La voz folklórica de Pancho Sá retumbó toda esa semana en el lobby del hotel. Con su guitarra y su canto entretuvo al plantel que, como en un fogón, se reunía alrededor de unas mesas bajas de madera y vidrio para tirar de sus cuerdas vocales. Los marfileños miraban la situación devolviendo la fascinación. Pero nunca tan fascinados como cuando hablaban de Maradona.
“Diego Maradona et Boca Juniors, Au grand Tournoi du Stade D’Abidjan”, gritaban los afiches que anunciaban el cuadrangular por las calles de la ciudad. “Sin la presencia de Maradona, Boca no hubiera cobrado 180 mil dólares”, afirmaba el cronista. En realidad, cobraron en francos franceses y apenas 80 mil de los dólares, la parte que se repartieron los futbolistas una hora antes del último partido -dos mil para cada uno y 36 mil para Diego-. Los otros 100 mil ya los había ido a buscar Carniglia, cuatro meses antes, para confirmar la gira.
El estreno fue el martes a la noche ante Stade Abidján, frente a 25 mil personas. Imborrable Boca cuenta que el equipo formó con la Pantera Rodríguez; Alves, Pancho Sá, Pasucci e Iturrieta; Brindisi, Krasouski, Maradona, Trobbiani; Escudero y Morete. El DT era Silvio Marzolini pero como no pudo viajar, había sufrido una crisis cardíaca, mandó la formación “en el bolsillo del profesor Habbeger”, dice El Gráfico. En el estadio, Yiyo Carnaglia hizo de entrenador: dio la charla técnica, se sentó entre los suplentes y metió los cambios. Teniendo en cuenta que había ganado dos Copas de Europa con Real Madrid parecía el hombre más indicado para el cargo.
Boca salió a la cancha con una bandera marfileña, verde, blanca y naranja a rayas verticales. Hace poco, en el programa Lado Oberto, Diego recordó el fervor marfileño y dijo algo así como que los postes de luz del estadio se veían negros porque había gente trepada hasta los focos para saludar a Boca. La Fanfarria Gran Berebí, conducida por un enano -lo que subrayaba la visión exótica de la gira (“El (sic) pequeñito negrito se le cae el palillo pero no se desanima”)-, recibió a los equipos y saludó en cada gol. El partido terminó 5-2, con tres tantos de Escudero y doblete de Maradona.

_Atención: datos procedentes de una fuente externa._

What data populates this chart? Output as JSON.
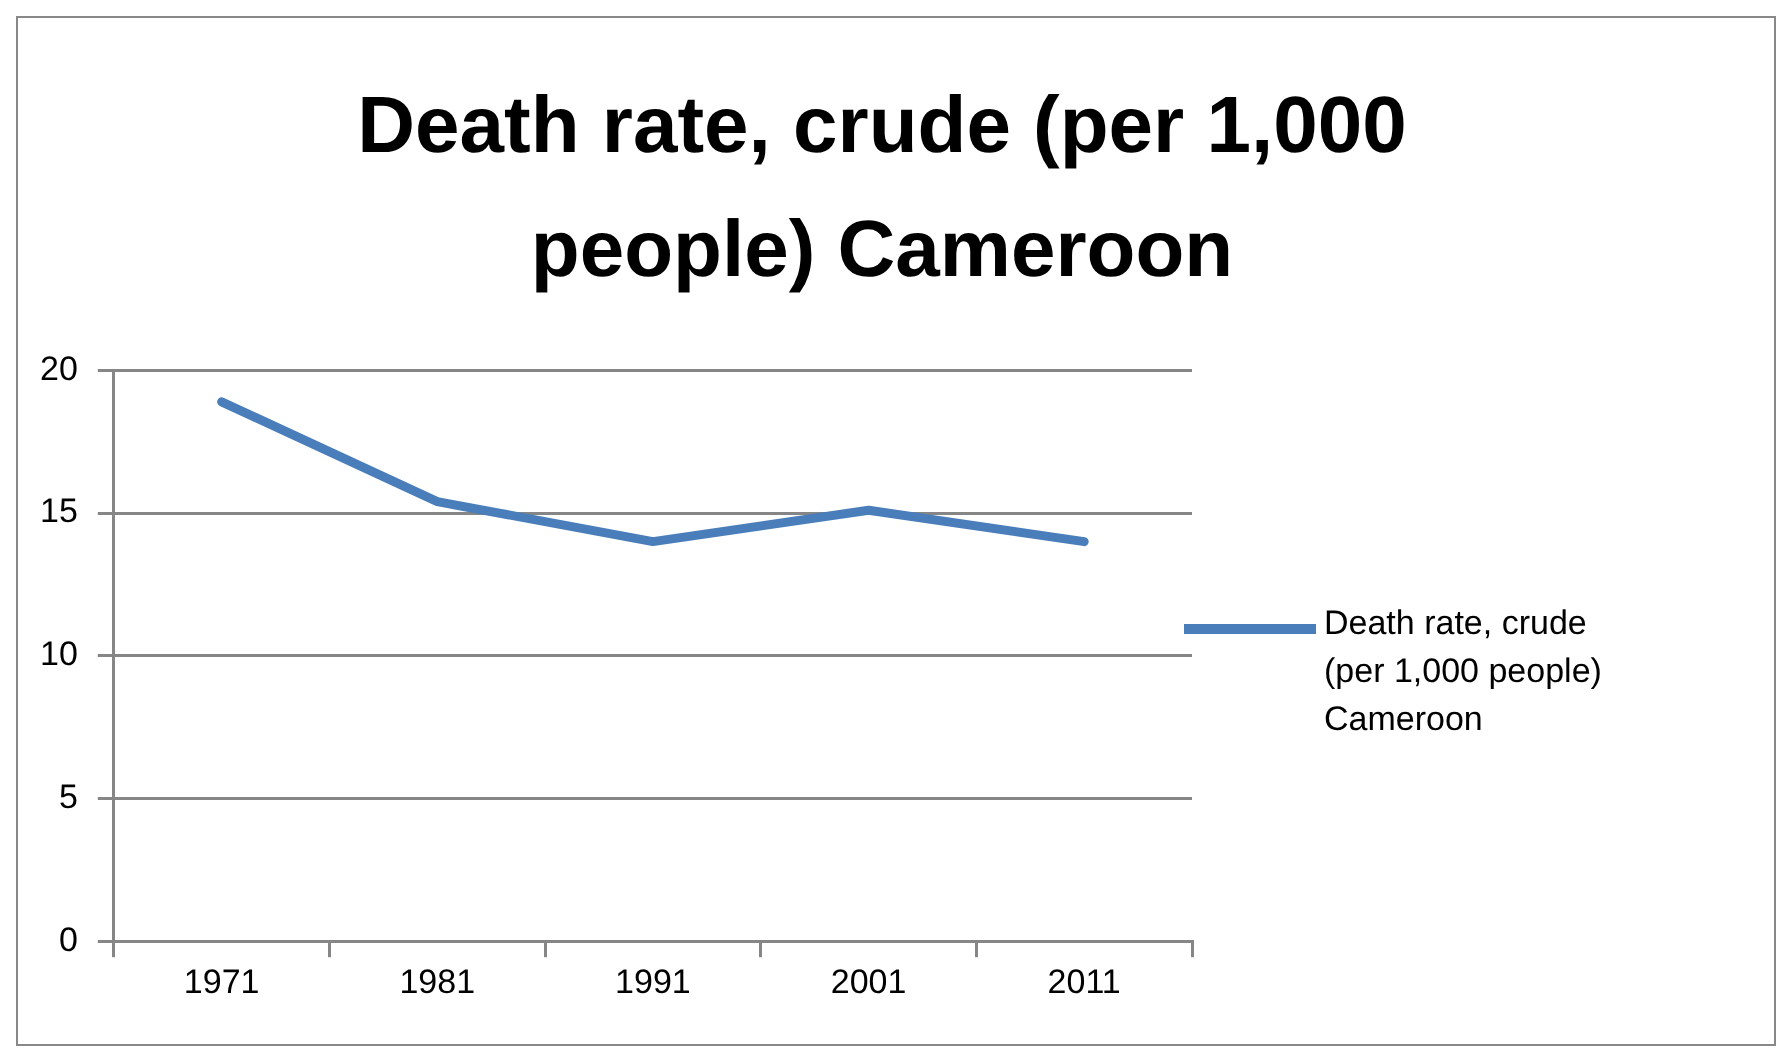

Dos días después, en la final, Boca remontó en los últimos 20 minutos y le ganó 3-2 a Asec bajo una lluvia intensa. Trobbiani (2) y Alves anotaron los goles. El partido, escribió Blanco, “por momentos entraría en el terreno de la violencia” en la que “Ruggeri fue el abanderado”. Maradona se cansó de las patadas y tiró una “plancha tipo karate” premonitoria del Mundial del año siguiente. El campeón se llevó como trofeo “un elefante de marfil tallado” y Pichi Escudero, la figura del certamen, una copa que lo acreditaba como tal.
Zahui Lorenz, el crack de los rivales, “un número 10 con vincha que se movió muy bien”, llamó la atención de la delegación xeneize. Carniglia le ofreció una prueba en Buenos Aires que, finalmente, no aceptó y hubo que esperar a que llegaran los ’90 para conocer a Tchami.
Con el trofeo y los dólares la delegación de Boca emprendió la vuelta el viernes por la mañana en un avión DC 10. “Una equivocación en la factura de hotel (sobre la habitación de Brindisi-Maradona)”, dice piadosamente la crónica, casi hace que pierdan el vuelo. Por suerte, todo se resolvió amistosamente y pudieron regresar para contarnos tamaña aventura.